🤖 AI Summary
This study addresses the challenge of accurately predicting individual travel mode choice to support transportation planning and policy-making. It proposes a novel three-stage approach that integrates statistical feature analysis with large language models (LLMs): first identifying key trip characteristics, then converting structured data into natural language descriptions, and finally leveraging zero-shot or few-shot learning enhanced with domain-informed prompts for prediction. The method innovatively combines feature-driven natural language modeling with injected domain knowledge. Comprehensive evaluations assess the performance of GPT-4o, o3-mini, and o4-mini under few-shot and domain-enhanced prompting settings. Results show that LLM-based approaches achieve accuracy comparable to state-of-the-art classifiers, with o3-mini yielding up to a 42.9% improvement using only five examples.

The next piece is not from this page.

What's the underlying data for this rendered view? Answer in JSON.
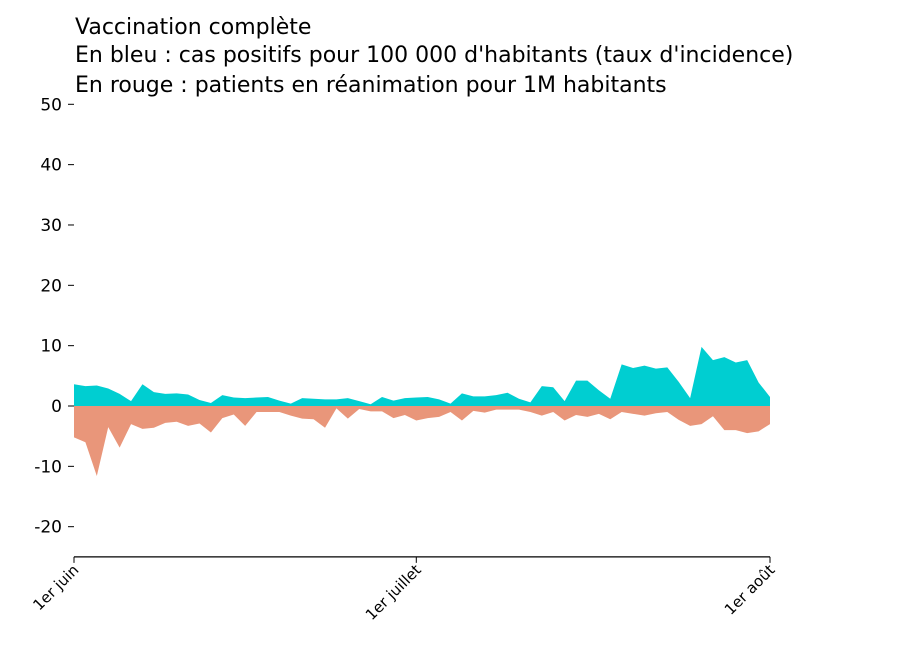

Domain-enhanced prompts significantly boost general-purpose models (e.g., GPT-4o gains of 2.27%–12.50%), though effects vary across reasoning-oriented architectures.
📝 Abstract
Understanding traveler behavior and accurately predicting travel mode choice are at the heart of transportation planning and policy-making. This study proposes TransMode-LLM, an innovative framework that integrates statistical methods with LLM-based techniques to predict travel modes from travel survey data. The framework operates through three phases: (1) statistical analysis identifies key behavioral features, (2) natural language encoding transforms structured data into contextual descriptions, and (3) LLM adaptation predicts travel mode through multiple learning paradigms including zero-shot and one/few-shot learning and domain-enhanced prompting. We evaluate TransMode-LLM using both general-purpose models (GPT-4o, GPT-4o-mini) and reasoning-focused models (o3-mini, o4-mini) with varying sample sizes on real-world travel survey data. Extensive experiment results demonstrate that the LLM-based approach achieves competitive accuracy compared to state-of-the-art baseline classifiers models. Moreover, few-shot learning significantly improves prediction accuracy, with models like o3-mini showing consistent improvements of up to 42.9\% with 5 provided examples. However, domain-enhanced prompting shows divergent effects across LLM architectures. In detail, it is helpful to improve performance for general-purpose models with GPT-4o achieving improvements of 2.27% to 12.50%. However, for reasoning-oriented models (o3-mini, o4-mini), domain knowledge enhancement does not universally improve performance. This study advances the application of LLMs in travel behavior modeling, providing promising and valuable insights for both academic research and transportation policy-making in the future.